我有一些有趣的用户数据,其中包含用户执行某些任务的及时性信息。我正在尝试找出,如果“late”告诉我用户是否按时(0)、稍微晚了一点(1)还是相当晚了(2),它是否可预测/可解释。我从一个给出交通灯信息(绿色=未迟到,红色=超级迟到)的列中生成“late”。
这是我所做的:
这是我所做的:
#imports
import pandas as pd
import numpy as np
import matplotlib.pyplot as plt
from sklearn import preprocessing
from sklearn import svm
import sklearn.metrics as sm
#load user data
df = pd.read_csv('April.csv', error_bad_lines=False, encoding='iso8859_15', delimiter=';')
#convert objects to datetime data types
cols = ['Planned Start', 'Actual Start', 'Planned End', 'Actual End']
df = df[cols].apply(
pd.to_datetime, dayfirst=True, errors='ignore'
).join(df.drop(cols, 1))
#convert datetime to numeric data types
cols = ['Planned Start', 'Actual Start', 'Planned End', 'Actual End']
df = df[cols].apply(
pd.to_numeric, errors='ignore'
).join(df.drop(cols, 1))
#add likert scale for green, yellow and red traffic lights
df['late'] = 0
df.ix[df['End Time Traffic Light'].isin(['Yellow']), 'late'] = 1
df.ix[df['End Time Traffic Light'].isin(['Red']), 'late'] = 2
#Supervised Learning
#X and y arrays
# X = np.array(df.drop(['late'], axis=1))

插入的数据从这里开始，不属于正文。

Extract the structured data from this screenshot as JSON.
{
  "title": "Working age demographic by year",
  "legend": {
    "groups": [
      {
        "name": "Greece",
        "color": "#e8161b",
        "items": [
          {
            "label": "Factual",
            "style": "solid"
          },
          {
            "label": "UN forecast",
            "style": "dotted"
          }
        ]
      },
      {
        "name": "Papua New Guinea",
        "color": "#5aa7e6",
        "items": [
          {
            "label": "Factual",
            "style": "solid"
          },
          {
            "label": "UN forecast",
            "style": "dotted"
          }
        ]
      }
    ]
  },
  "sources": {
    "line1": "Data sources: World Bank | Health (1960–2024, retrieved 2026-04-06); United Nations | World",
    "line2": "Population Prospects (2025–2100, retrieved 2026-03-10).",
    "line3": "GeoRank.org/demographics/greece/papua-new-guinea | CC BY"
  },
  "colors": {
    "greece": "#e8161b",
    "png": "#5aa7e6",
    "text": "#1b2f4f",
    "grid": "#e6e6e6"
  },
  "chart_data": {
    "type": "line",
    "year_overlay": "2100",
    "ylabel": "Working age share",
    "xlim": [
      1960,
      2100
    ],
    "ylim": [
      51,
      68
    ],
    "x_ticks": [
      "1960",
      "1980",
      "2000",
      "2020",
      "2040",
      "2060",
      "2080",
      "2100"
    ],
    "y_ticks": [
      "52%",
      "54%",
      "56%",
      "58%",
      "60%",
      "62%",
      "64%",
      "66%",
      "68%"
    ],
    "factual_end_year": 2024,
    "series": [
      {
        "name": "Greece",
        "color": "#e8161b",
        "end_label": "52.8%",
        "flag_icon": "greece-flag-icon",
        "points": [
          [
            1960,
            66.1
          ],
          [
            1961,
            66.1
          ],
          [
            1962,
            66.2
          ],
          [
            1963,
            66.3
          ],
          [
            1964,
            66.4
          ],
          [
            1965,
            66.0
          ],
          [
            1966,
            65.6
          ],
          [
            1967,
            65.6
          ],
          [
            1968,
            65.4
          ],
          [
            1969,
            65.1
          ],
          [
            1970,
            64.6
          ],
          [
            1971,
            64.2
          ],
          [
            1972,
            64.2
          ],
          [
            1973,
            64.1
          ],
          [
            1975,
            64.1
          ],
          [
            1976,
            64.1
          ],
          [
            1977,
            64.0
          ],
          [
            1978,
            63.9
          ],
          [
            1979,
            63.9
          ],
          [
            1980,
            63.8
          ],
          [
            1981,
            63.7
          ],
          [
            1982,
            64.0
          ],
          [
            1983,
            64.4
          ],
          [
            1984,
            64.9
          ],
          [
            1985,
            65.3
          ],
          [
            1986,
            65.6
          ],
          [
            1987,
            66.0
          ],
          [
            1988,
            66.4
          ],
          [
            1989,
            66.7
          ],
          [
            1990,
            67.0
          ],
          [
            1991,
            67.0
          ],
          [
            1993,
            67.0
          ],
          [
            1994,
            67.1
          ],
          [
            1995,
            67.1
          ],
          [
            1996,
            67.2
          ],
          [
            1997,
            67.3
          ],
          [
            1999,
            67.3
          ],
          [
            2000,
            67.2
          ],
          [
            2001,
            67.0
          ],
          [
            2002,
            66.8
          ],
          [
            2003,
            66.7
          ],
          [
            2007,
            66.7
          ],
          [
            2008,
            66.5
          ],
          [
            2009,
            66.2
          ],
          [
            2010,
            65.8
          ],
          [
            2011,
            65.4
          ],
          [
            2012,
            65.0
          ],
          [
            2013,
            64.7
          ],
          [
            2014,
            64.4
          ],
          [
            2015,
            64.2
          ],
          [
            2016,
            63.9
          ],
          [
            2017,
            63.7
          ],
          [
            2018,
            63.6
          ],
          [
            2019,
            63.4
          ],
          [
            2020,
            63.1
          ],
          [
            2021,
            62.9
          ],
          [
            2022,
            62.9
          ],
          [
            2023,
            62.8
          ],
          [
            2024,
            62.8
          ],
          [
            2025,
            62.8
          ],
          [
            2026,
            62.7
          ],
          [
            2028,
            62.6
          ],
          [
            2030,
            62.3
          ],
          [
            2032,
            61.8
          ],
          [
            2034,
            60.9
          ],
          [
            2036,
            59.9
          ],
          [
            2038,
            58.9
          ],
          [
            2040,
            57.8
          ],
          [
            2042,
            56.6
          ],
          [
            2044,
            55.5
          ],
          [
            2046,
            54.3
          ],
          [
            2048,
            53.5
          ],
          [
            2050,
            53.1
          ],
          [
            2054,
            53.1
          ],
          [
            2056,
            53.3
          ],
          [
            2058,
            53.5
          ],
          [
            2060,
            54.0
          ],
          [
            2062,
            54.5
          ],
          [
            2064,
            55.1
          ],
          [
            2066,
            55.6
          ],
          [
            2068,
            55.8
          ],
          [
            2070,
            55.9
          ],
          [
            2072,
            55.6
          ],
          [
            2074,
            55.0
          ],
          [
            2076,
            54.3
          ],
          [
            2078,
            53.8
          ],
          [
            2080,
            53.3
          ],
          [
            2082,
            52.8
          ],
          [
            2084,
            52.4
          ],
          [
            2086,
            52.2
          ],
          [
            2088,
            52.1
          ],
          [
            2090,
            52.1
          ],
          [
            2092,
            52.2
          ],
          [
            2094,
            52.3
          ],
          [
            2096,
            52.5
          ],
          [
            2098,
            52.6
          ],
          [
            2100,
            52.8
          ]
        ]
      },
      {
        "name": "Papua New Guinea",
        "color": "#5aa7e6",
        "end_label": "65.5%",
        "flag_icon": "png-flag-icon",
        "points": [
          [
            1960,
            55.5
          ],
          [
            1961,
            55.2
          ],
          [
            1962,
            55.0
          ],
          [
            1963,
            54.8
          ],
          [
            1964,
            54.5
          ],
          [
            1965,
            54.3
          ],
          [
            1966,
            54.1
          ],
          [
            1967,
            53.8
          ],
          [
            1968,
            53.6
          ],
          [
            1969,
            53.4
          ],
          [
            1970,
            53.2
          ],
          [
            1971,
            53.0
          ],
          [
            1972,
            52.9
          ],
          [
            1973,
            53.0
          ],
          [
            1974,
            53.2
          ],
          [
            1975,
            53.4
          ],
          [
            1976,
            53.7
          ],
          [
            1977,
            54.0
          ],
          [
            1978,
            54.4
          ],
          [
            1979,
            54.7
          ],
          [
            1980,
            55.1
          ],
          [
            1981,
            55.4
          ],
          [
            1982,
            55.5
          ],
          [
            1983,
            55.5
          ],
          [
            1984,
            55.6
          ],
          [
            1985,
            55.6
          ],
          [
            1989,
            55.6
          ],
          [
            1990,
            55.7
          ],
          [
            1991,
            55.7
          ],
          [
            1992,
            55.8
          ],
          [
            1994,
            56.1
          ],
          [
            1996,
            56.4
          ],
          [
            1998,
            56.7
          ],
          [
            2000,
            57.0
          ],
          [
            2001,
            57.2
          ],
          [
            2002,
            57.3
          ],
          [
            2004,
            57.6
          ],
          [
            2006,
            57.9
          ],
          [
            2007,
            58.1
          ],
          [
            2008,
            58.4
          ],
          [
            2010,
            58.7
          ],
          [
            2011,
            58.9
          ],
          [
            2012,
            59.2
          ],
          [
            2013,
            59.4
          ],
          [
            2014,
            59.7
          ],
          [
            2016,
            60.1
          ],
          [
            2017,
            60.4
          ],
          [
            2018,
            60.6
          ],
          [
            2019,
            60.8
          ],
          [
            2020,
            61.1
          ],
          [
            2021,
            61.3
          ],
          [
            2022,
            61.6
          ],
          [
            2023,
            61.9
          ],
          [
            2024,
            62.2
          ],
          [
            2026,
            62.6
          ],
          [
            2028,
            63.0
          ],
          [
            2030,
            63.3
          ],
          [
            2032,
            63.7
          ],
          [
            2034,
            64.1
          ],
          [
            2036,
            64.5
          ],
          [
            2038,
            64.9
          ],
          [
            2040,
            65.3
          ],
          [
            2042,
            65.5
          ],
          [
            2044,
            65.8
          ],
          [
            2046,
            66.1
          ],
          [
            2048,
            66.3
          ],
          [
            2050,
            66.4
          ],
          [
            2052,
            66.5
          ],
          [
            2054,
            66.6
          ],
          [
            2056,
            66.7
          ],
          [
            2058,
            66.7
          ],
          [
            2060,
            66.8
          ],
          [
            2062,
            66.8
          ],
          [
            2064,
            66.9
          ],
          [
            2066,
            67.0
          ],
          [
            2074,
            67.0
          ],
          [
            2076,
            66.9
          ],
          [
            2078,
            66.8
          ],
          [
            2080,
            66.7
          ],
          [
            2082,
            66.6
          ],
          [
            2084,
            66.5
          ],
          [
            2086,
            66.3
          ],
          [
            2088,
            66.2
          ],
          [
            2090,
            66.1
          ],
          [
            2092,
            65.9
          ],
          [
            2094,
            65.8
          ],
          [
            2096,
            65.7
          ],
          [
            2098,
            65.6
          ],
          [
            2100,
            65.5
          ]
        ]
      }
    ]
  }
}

X = df[['Planned Start', 'Actual Start', 'Planned End', 'Actual End', 'Measure Package', 'Measure' , 'Responsible User']].as_matrix()
y = np.array(df['late'])
#preprocessing the data
X = preprocessing.scale(X)
#Supper Vector Machine
clf = svm.SVC(decision_function_shape='ovo')
clf.fit(X, y)
print(clf.score(X, y))
我现在正在尝试理解如何绘制决策边界。我的目标是绘制一个两个维度的散点图,其中包括实际结束时间
和计划结束时间
。自然地,我查看了文档(例如,请参见此处)。但是我无法理解它是如何工作的?